I haven’t gone to the bookstore in a sense, you know. Sunday came way too fast. Now I’m sitting on my bed, with no idea what to wear. It’s not a date date, but it's a date. I hate how worried I am about this. I leave my hair down straight, or I’ll look like I’m trying. Which I’m not. I’ll just go simple and wear… my… ugh, I’ll just go with this. I just grabbed a random shirt, it's a black sheer shirt with white floral designs. I’m happy with my luck. Let's hope it continues. I just wear some high waisted black jeans, with a black ankle boots.
I arrived 15 minutes early. The Hive is a nice restaurant in a small strip mall, and is bigger than you think. When I walk in I see Dillian already there in one of the booths. I hesitated for a moment before walking over to sitting down. We greet each other with a simple hello. He looked nice, like a business casual.
“I got you an iced tea.” Dillian said as the waiter arrived setting down a tea and a lemonade.
“Thanks, that's perfect.” I responded quickly before shoving the straw in my mouth so I won’t be expected to talk. This was going to be rough. Why did I agree to this again?
I looked at the menu, and decided to go with a chicken sandwich. “Dillian, do you know what you're getting?” I asked politely.
“Ya, the ‘worker bee’ looks good.”
I saw when looking through the menu that all the burgers had been related names. I would have though it stupid, but I actally really like The Hive and have been here a couple times. None of them resent though. I have been too busy with school. Then the waiter came and took our orders.
“So Dillian, are you in college, or did you go?”
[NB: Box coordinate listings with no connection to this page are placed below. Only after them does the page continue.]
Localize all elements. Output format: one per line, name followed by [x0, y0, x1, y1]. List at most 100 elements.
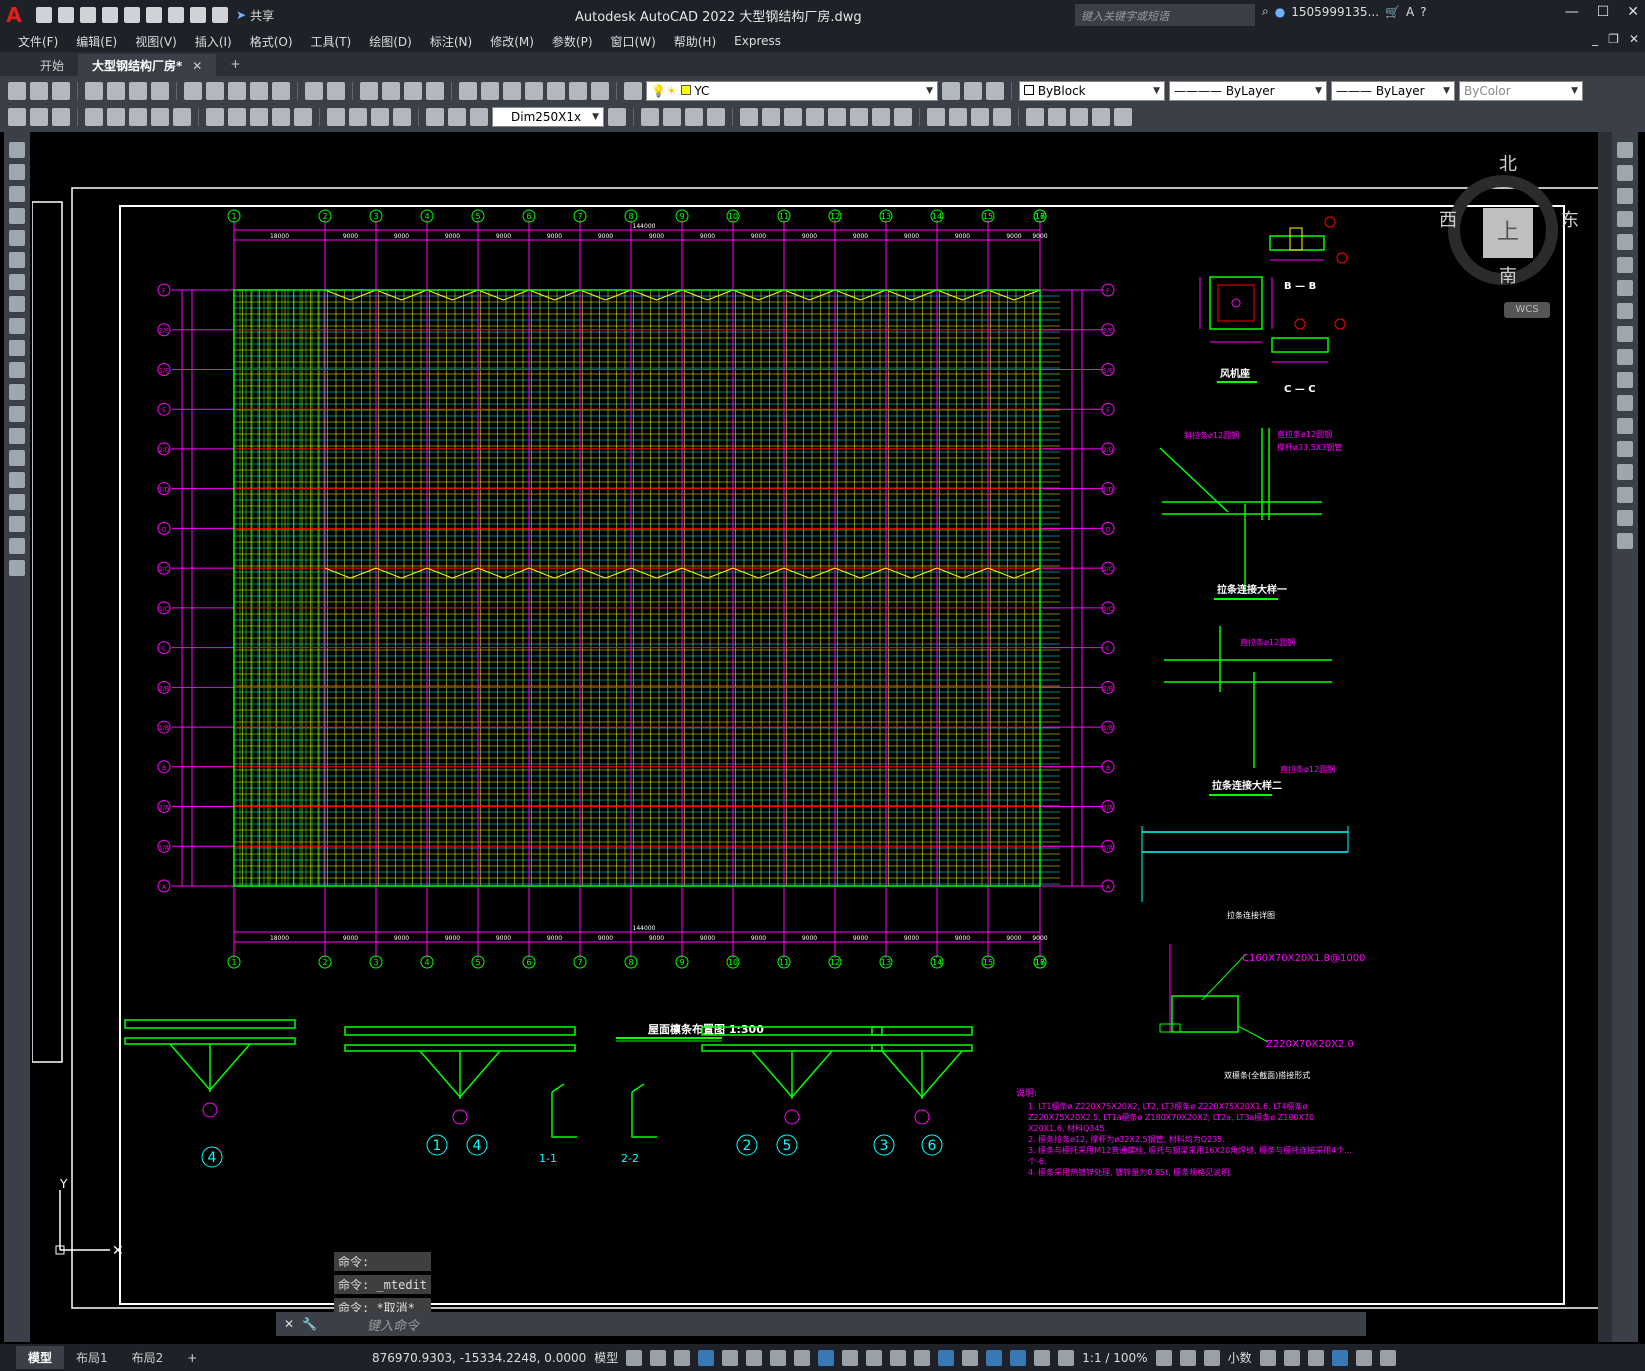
- polar-icon[interactable]: [746, 1349, 763, 1366]
- viewcube-top-face[interactable]: 上: [1483, 208, 1533, 258]
- layer-properties-icon[interactable]: [624, 82, 642, 100]
- grid-icon[interactable]: [626, 1349, 643, 1366]
- hatch-back-icon[interactable]: [1114, 108, 1132, 126]
- tool-palettes-icon[interactable]: [503, 82, 521, 100]
- extend-icon[interactable]: [1617, 372, 1633, 388]
- selection-cycling-icon[interactable]: [890, 1349, 907, 1366]
- dim-update-icon[interactable]: [470, 108, 488, 126]
- infer-constraints-icon[interactable]: [674, 1349, 691, 1366]
- clean-screen-icon[interactable]: [1355, 1349, 1372, 1366]
- menu-window[interactable]: 窗口(W): [611, 33, 656, 50]
- ellipse-icon[interactable]: [9, 340, 25, 356]
- make-current-layer-icon[interactable]: [942, 82, 960, 100]
- offset-icon[interactable]: [685, 108, 703, 126]
- 3d-osnap-icon[interactable]: [914, 1349, 931, 1366]
- extend-icon[interactable]: [850, 108, 868, 126]
- blend-icon[interactable]: [1617, 510, 1633, 526]
- dim-style-icon[interactable]: [608, 108, 626, 126]
- region-icon[interactable]: [9, 494, 25, 510]
- move-icon[interactable]: [1617, 257, 1633, 273]
- vertical-scrollbar[interactable]: [1598, 132, 1612, 1342]
- new-icon[interactable]: [36, 7, 52, 23]
- lock-ui-icon[interactable]: [1283, 1349, 1300, 1366]
- lineweight-icon[interactable]: [842, 1349, 859, 1366]
- sheet-set-icon[interactable]: [525, 82, 543, 100]
- save-icon[interactable]: [80, 7, 96, 23]
- mtext-icon[interactable]: [9, 538, 25, 554]
- polyline-icon[interactable]: [9, 186, 25, 202]
- scale-icon[interactable]: [784, 108, 802, 126]
- jogged-linear-icon[interactable]: [393, 108, 411, 126]
- tab-start[interactable]: 开始: [26, 54, 78, 76]
- array-icon[interactable]: [707, 108, 725, 126]
- insert-block-icon[interactable]: [9, 384, 25, 400]
- dim-space-icon[interactable]: [272, 108, 290, 126]
- quick-properties-icon[interactable]: [1259, 1349, 1276, 1366]
- maximize-icon[interactable]: ☐: [1597, 4, 1610, 20]
- isodraft-icon[interactable]: [770, 1349, 787, 1366]
- scale-icon[interactable]: [1617, 303, 1633, 319]
- redo-icon[interactable]: [212, 7, 228, 23]
- offset-icon[interactable]: [1617, 211, 1633, 227]
- menu-view[interactable]: 视图(V): [135, 33, 177, 50]
- search-icon[interactable]: ⌕: [1262, 4, 1269, 19]
- save-as-icon[interactable]: [102, 7, 118, 23]
- customization-icon[interactable]: [1379, 1349, 1396, 1366]
- compass-north[interactable]: 北: [1499, 150, 1517, 176]
- command-line[interactable]: ✕ 🔧 键入命令: [276, 1312, 1366, 1336]
- tolerance-icon[interactable]: [327, 108, 345, 126]
- menu-file[interactable]: 文件(F): [18, 33, 58, 50]
- quick-dim-icon[interactable]: [206, 108, 224, 126]
- make-block-icon[interactable]: [9, 406, 25, 422]
- rectangle-icon[interactable]: [9, 230, 25, 246]
- dim-edit-icon[interactable]: [426, 108, 444, 126]
- break-icon[interactable]: [872, 108, 890, 126]
- drawing-canvas[interactable]: 1 1 2 2 3 3 4 4 5 5 6 6 7 7 8 8 9 9 10 10 11 11 12 12 13 13 14 14 15…: [32, 132, 1598, 1344]
- zoom-previous-icon[interactable]: [426, 82, 444, 100]
- undo-icon[interactable]: [190, 7, 206, 23]
- mirror-icon[interactable]: [1617, 188, 1633, 204]
- markup-icon[interactable]: [547, 82, 565, 100]
- stretch-icon[interactable]: [806, 108, 824, 126]
- cut-icon[interactable]: [184, 82, 202, 100]
- customize-icon[interactable]: 🔧: [302, 1317, 317, 1331]
- fillet-icon[interactable]: [949, 108, 967, 126]
- calculator-icon[interactable]: [569, 82, 587, 100]
- zoom-realtime-icon[interactable]: [382, 82, 400, 100]
- move-icon[interactable]: [740, 108, 758, 126]
- doc-minimize-icon[interactable]: _: [1592, 32, 1598, 46]
- menu-dimension[interactable]: 标注(N): [430, 33, 472, 50]
- menu-modify[interactable]: 修改(M): [490, 33, 534, 50]
- selection-filter-icon[interactable]: [962, 1349, 979, 1366]
- wcs-menu-button[interactable]: WCS: [1504, 302, 1550, 318]
- object-snap-icon[interactable]: [818, 1349, 835, 1366]
- dim-linear-icon[interactable]: [8, 108, 26, 126]
- block-editor-icon[interactable]: [272, 82, 290, 100]
- design-center-icon[interactable]: [481, 82, 499, 100]
- paste-icon[interactable]: [228, 82, 246, 100]
- color-combo[interactable]: ByBlock ▼: [1019, 81, 1165, 101]
- circle-icon[interactable]: [9, 274, 25, 290]
- tab-model[interactable]: 模型: [16, 1346, 65, 1369]
- menu-insert[interactable]: 插入(I): [195, 33, 232, 50]
- dim-text-edit-icon[interactable]: [448, 108, 466, 126]
- dim-arc-icon[interactable]: [52, 108, 70, 126]
- dim-radius-icon[interactable]: [107, 108, 125, 126]
- join-icon[interactable]: [894, 108, 912, 126]
- gradient-icon[interactable]: [9, 472, 25, 488]
- menu-parameter[interactable]: 参数(P): [552, 33, 593, 50]
- explode-icon[interactable]: [993, 108, 1011, 126]
- plotstyle-combo[interactable]: ByColor ▼: [1459, 81, 1583, 101]
- doc-restore-icon[interactable]: ❐: [1608, 32, 1619, 46]
- preview-icon[interactable]: [107, 82, 125, 100]
- trim-icon[interactable]: [828, 108, 846, 126]
- tab-close-icon[interactable]: ✕: [192, 59, 202, 73]
- 3d-dwf-icon[interactable]: [151, 82, 169, 100]
- dim-break-icon[interactable]: [294, 108, 312, 126]
- mirror-icon[interactable]: [663, 108, 681, 126]
- close-icon[interactable]: ✕: [1627, 4, 1639, 20]
- fillet-icon[interactable]: [1617, 487, 1633, 503]
- share-button[interactable]: ➤ 共享: [236, 7, 274, 24]
- viewcube[interactable]: 上 北 南 东 西: [1433, 150, 1583, 290]
- break-icon[interactable]: [1617, 418, 1633, 434]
“No actually, I took over the bookstore from my father right out of high school. I had already been working there since I was a kid. Plus I know that it was all I wanted to do, run the store. It was my grandpa’s, who handed it down to my father, but he never liked it as much as me or grandad.”
I’m starting to get a little nervous now that we are talking. After a little too long of silence.
Dillian asked, “What do you want to do with your life.”
I thought about this for a while.
“I’m going to school to be a doctor. But it's never been what I wanted to do. Ya my dad was a doctor so that encouraged me a bit. Though the main reason was I had the time. I don’t have any friends, and I don’t need a job thanks to mom and dads money. I was always smart, and It would make them happy. So ya, it was just something to do, and I would be able to live a comfortable life like this. So it kinda just worked out like this.”
Dillian was quiet. I didn’t realize for a moment that I said that out loud. Great, now I feel all selfconshous. I definitely over shared. I have never had anyone to talk to so I don’t really think as much before I talk because I’m not used to it. Except with my parents, then I talk in a way they prefer.
Dillian smiled, “that's really interesting, it's nice to know more about you.”
I could feel a blush creeping on my checks, much to my dismay. “Ya, it's nice to talk to someone.” I was definitely blushing now. But if I’m not mistaken so was he! I started to feel comfortable, but definitely awaquard.
Then the food arrived and I was relieved. We wouldn’t need to talk as much about eating. Though I was almost enjoying our conversation.
We only talked a little while eating, but about none imported stuff like books and authors. When we finished eating, I started to get ready to go and he followed. Dillian stopped before I started walking to my car.
“Jessica,” he started, “about the… I love you, thing.”
I could see he was visibly flustered, but I didn’t know what to say to help so I just waited.
“Umm, it is how I feel, but it was definitely too strong and sudden, and kinda weird.” I didn’t say anything so he kept going. “I don’t want to push my feelings on you and I don’t need a response now, but I would like to go out with you again.” He finished now waiting for my response.
I wanted to say yes, t-t-to meeting again, that is. I just didn’t know how to put it.
“Sure, that would be okay,” Is what I went with.
He looked relieved but not necessarily happy. Before saying, “C-can I text you later.”
“Ya, thats alright.”
“Nice, uh goodbye.”
“Ya, bye.”
Then we just walked away from each other awkwardly. The afternoon went better than I thought. Now though, I don’t have any idea what to do with the rest of my day. My first thought is to go to the bookstore but I definitely can’t do that. So I guess I should just go home, and wait for him to text me.
Well walking to my car, I could feel a smile on my face.